Greetings! In regards to the admittedly small chance that my absence was noted, the several day loss of my phone is now rectified and so my understatedly triumphant WordPress return! I was wearing a very shallow-pocketed coat at a playground, thinking, “these pockets are so very shallow I’m probably going to lose this phone,” aaaaaand – I was right!
My brain has lately been experiencing some unfortunate difficulty in choosing between overwhelming anxiety and utter despair. I could not fall back to sleep the other night per the worry and fretting of it all. I got out of bed to read a bit instead of scrunching my eyes uselessly shut. I ended up perusing an ebook club selection entitled “The Sacred Tree.” Decidedly an optimistic little book, replete with reminders of how the natural world is the source of and balm for all. Typically, I would breeze through such a message in a whirl of head nodding and sentimental tears.

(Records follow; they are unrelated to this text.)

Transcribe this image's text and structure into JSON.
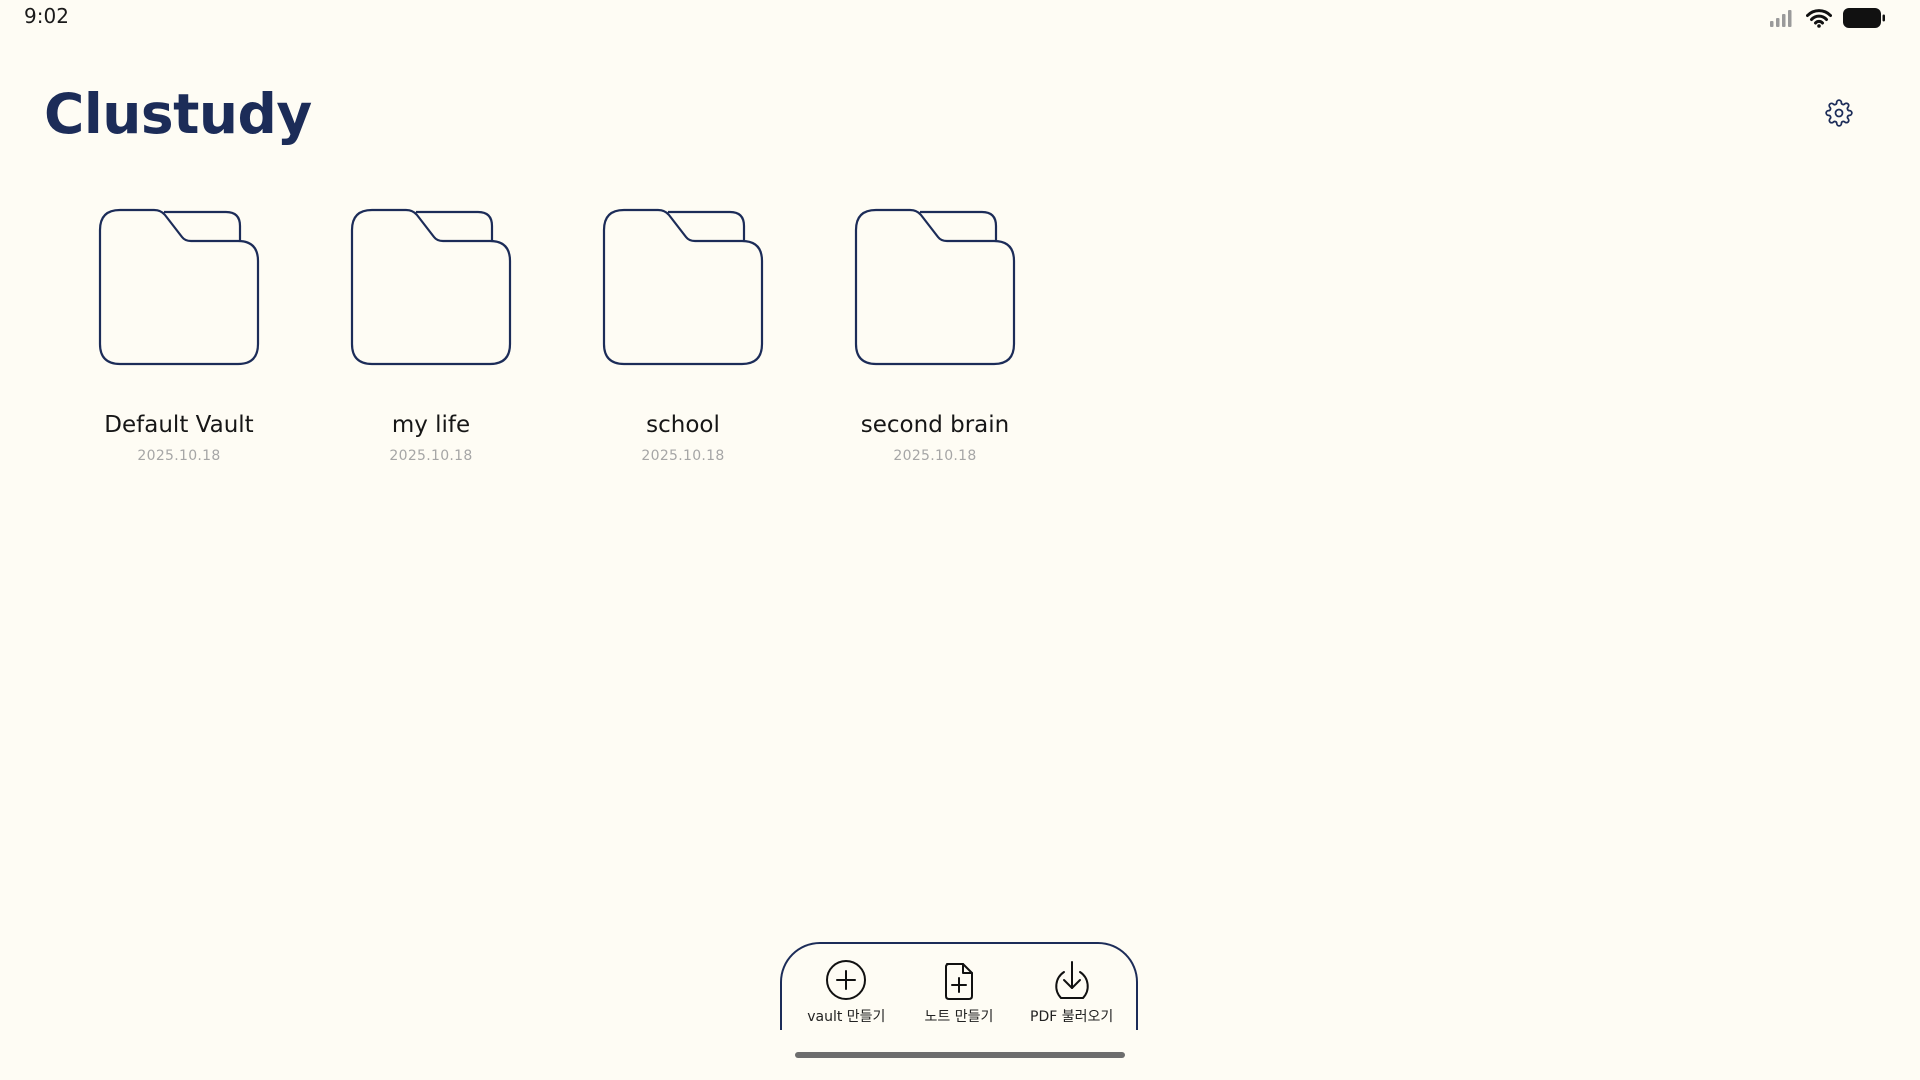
{
  "status_bar": {
    "time": "9:02",
    "icons": [
      "cellular-signal-icon",
      "wifi-icon",
      "battery-icon"
    ]
  },
  "header": {
    "title": "Clustudy",
    "settings_icon": "gear-icon"
  },
  "vaults": [
    {
      "name": "Default Vault",
      "date": "2025.10.18",
      "icon": "folder-icon"
    },
    {
      "name": "my life",
      "date": "2025.10.18",
      "icon": "folder-icon"
    },
    {
      "name": "school",
      "date": "2025.10.18",
      "icon": "folder-icon"
    },
    {
      "name": "second brain",
      "date": "2025.10.18",
      "icon": "folder-icon"
    }
  ],
  "bottom_bar": {
    "actions": [
      {
        "label": "vault 만들기",
        "icon": "plus-circle-icon"
      },
      {
        "label": "노트 만들기",
        "icon": "file-plus-icon"
      },
      {
        "label": "PDF 불러오기",
        "icon": "download-icon"
      }
    ]
  },
  "colors": {
    "background": "#fefcf4",
    "accent": "#1c2c58",
    "text": "#161616",
    "muted_text": "#a6a6a6"
  }
}
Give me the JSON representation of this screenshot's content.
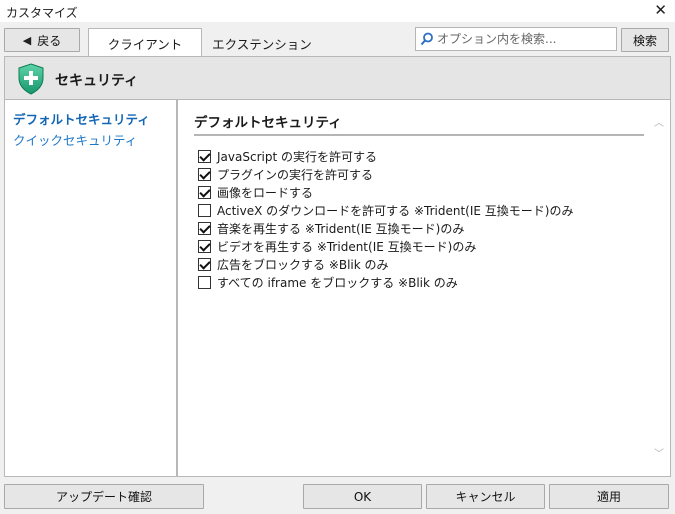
{
  "window": {
    "title": "カスタマイズ",
    "close_glyph": "✕"
  },
  "toolbar": {
    "back_label": "戻る",
    "tabs": [
      {
        "label": "クライアント",
        "active": true
      },
      {
        "label": "エクステンション",
        "active": false
      }
    ],
    "search_placeholder": "オプション内を検索...",
    "search_button": "検索"
  },
  "header": {
    "title": "セキュリティ",
    "icon": "shield-plus-icon",
    "accent": "#2bb38a"
  },
  "sidebar": {
    "items": [
      {
        "label": "デフォルトセキュリティ",
        "selected": true
      },
      {
        "label": "クイックセキュリティ",
        "selected": false
      }
    ]
  },
  "main": {
    "section_title": "デフォルトセキュリティ",
    "options": [
      {
        "label": "JavaScript の実行を許可する",
        "checked": true
      },
      {
        "label": "プラグインの実行を許可する",
        "checked": true
      },
      {
        "label": "画像をロードする",
        "checked": true
      },
      {
        "label": "ActiveX のダウンロードを許可する ※Trident(IE 互換モード)のみ",
        "checked": false
      },
      {
        "label": "音楽を再生する ※Trident(IE 互換モード)のみ",
        "checked": true
      },
      {
        "label": "ビデオを再生する ※Trident(IE 互換モード)のみ",
        "checked": true
      },
      {
        "label": "広告をブロックする ※Blik のみ",
        "checked": true
      },
      {
        "label": "すべての iframe をブロックする ※Blik のみ",
        "checked": false
      }
    ]
  },
  "footer": {
    "update_label": "アップデート確認",
    "ok_label": "OK",
    "cancel_label": "キャンセル",
    "apply_label": "適用"
  }
}
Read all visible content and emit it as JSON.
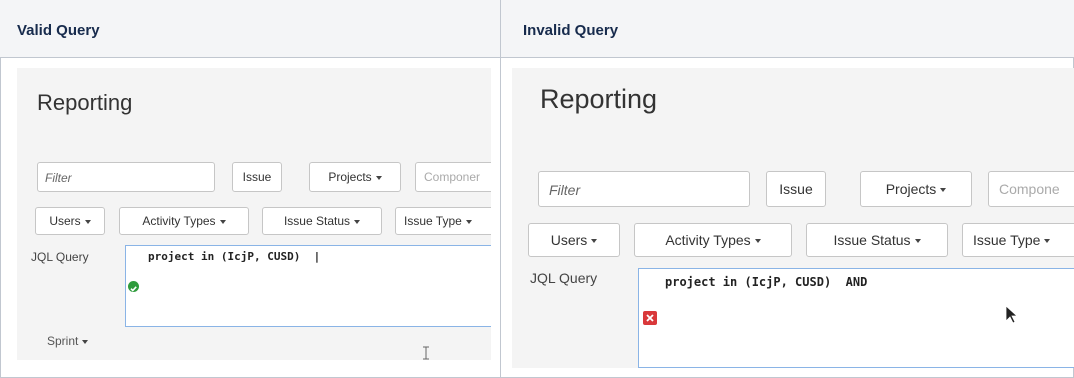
{
  "headers": {
    "valid": "Valid Query",
    "invalid": "Invalid Query"
  },
  "reporting": {
    "title": "Reporting",
    "filter_placeholder": "Filter",
    "issue_button": "Issue",
    "projects_button": "Projects",
    "components_button_left": "Componer",
    "components_button_right": "Compone",
    "users_button": "Users",
    "activity_types_button": "Activity Types",
    "issue_status_button": "Issue Status",
    "issue_type_button": "Issue Type",
    "jql_label": "JQL Query",
    "sprint_button": "Sprint"
  },
  "valid_query": {
    "text": "project in (IcjP, CUSD)  |",
    "status": "valid",
    "status_icon": "check-circle-icon",
    "status_color": "#2e9b3c"
  },
  "invalid_query": {
    "text": "project in (IcjP, CUSD)  AND",
    "status": "invalid",
    "status_icon": "error-x-icon",
    "status_color": "#d9383a"
  }
}
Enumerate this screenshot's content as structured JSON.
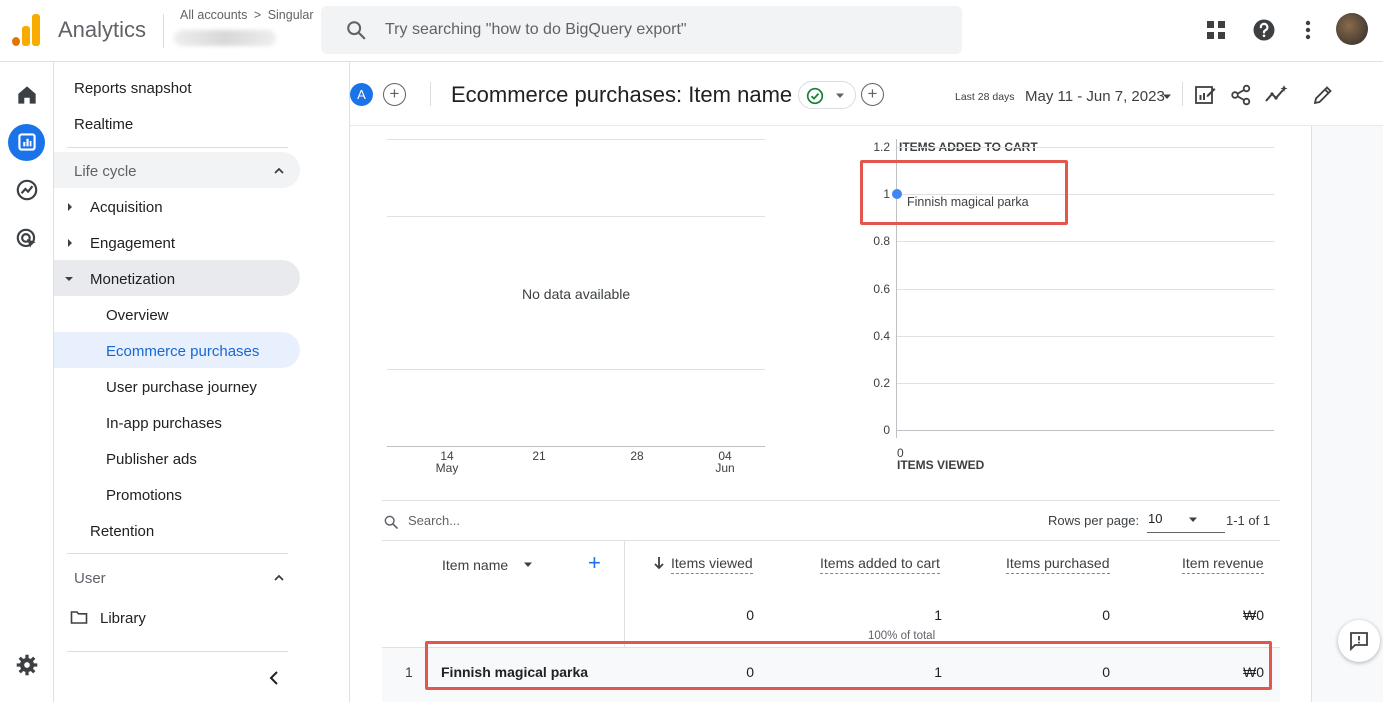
{
  "header": {
    "app_title": "Analytics",
    "breadcrumb_all": "All accounts",
    "breadcrumb_sep": ">",
    "breadcrumb_account": "Singular",
    "search_placeholder": "Try searching \"how to do BigQuery export\""
  },
  "nav": {
    "reports_snapshot": "Reports snapshot",
    "realtime": "Realtime",
    "lifecycle": "Life cycle",
    "acquisition": "Acquisition",
    "engagement": "Engagement",
    "monetization": "Monetization",
    "overview": "Overview",
    "ecommerce": "Ecommerce purchases",
    "user_journey": "User purchase journey",
    "inapp": "In-app purchases",
    "publisher_ads": "Publisher ads",
    "promotions": "Promotions",
    "retention": "Retention",
    "user": "User",
    "library": "Library"
  },
  "report": {
    "badge": "A",
    "title": "Ecommerce purchases: Item name",
    "date_label": "Last 28 days",
    "date_range": "May 11 - Jun 7, 2023"
  },
  "chart_data": [
    {
      "type": "line",
      "no_data_text": "No data available",
      "x_ticks": [
        {
          "day": "14",
          "month": "May"
        },
        {
          "day": "21",
          "month": ""
        },
        {
          "day": "28",
          "month": ""
        },
        {
          "day": "04",
          "month": "Jun"
        }
      ],
      "grid": true
    },
    {
      "type": "scatter",
      "ylabel": "ITEMS ADDED TO CART",
      "xlabel": "ITEMS VIEWED",
      "y_ticks": [
        "1.2",
        "1",
        "0.8",
        "0.6",
        "0.4",
        "0.2",
        "0"
      ],
      "x_ticks": [
        "0"
      ],
      "ylim": [
        0,
        1.2
      ],
      "points": [
        {
          "x": 0,
          "y": 1,
          "label": "Finnish magical parka"
        }
      ],
      "point_color": "#4285f4",
      "grid": true
    }
  ],
  "table": {
    "search_placeholder": "Search...",
    "rows_per_page_label": "Rows per page:",
    "rows_per_page": "10",
    "pagination": "1-1 of 1",
    "dim_header": "Item name",
    "columns": [
      "Items viewed",
      "Items added to cart",
      "Items purchased",
      "Item revenue"
    ],
    "totals": [
      "0",
      "1",
      "0",
      "₩0"
    ],
    "totals_note": "100% of total",
    "rows": [
      {
        "index": "1",
        "name": "Finnish magical parka",
        "values": [
          "0",
          "1",
          "0",
          "₩0"
        ]
      }
    ]
  },
  "colors": {
    "accent": "#1a73e8",
    "highlight": "#e2574c",
    "active_nav_bg": "#e8f0fe"
  }
}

But, situated in my dark mode, it was a challenge to get into the groove of ancestral teachings. I will share the ebook club discussion posting I came up with. Not very sunshiny, but actually quite helpful to my overall mood once expressed:
I think we are so far into the poisoning of the world that it’s unfathomable. The sickness of hearts, including my own, result from our extreme displacement from the sights and sounds and scents of the living world responsible for humanity’s long path toward consciousness and meaning. We are cut off from intimate knowledge of the cycles and contours of seasonal patterns that were once deeply observed and evolved into the symbology of psyches that , I think, intuited the extreme dangers of spiritual disconnect. The ongoing physical disconnect, as we are ever more accustomed to surroundings of concrete and plastic and wire and steel, likely makes the spiritual crisis inevitable. There is so little to sustain hearts and eyes starving for the sustenance of natural cycles experienced and familiar and loved. I’ve spent my entire life in cities, at times finding the strength and determination to really see and feel gratitude for the trees and birds and insects remaining. But I cannot deny that the sheer mass and scale of the manufactured world drives me to despair. Maybe all of us.
I am at a low point, which is an interesting place from which to engage with this book as a message of hope and truth. Try as I might, I haven’t been able to materialise a life situated in the woods. I fear symbolism alone is simply not sufficient to provide the healing required for individuals, and certainly not enough for the planet. Reminders like the Sacred Tree are useful as templates of right action. But so many of our actions are circumscribed by the industrialized norms dominating the landscape. The changes required to restore the health of the planet are profound, all encompassing. But petty arguments are linked to monetary profit, limiting the terms of any discussion on how to move forward. I ache for my children to know the beauty of life the way our woods-dwelling ancestors did. But I can’t find a job, I’m in growing debt from student loans, and my husband’s job is in the city. That is the systemic cycle that binds so many of us, consuming and replacing the guidance of the natural cycles and sickening our trapped hearts. Seeing pictures of eagles does not help, I am not rectified by symbolism so easily co-opted for marketing purposes. Though some small hope remains, in that my heart and soul are truly lifted when I see an actual eagle flying in the sky, feathers and flesh and air.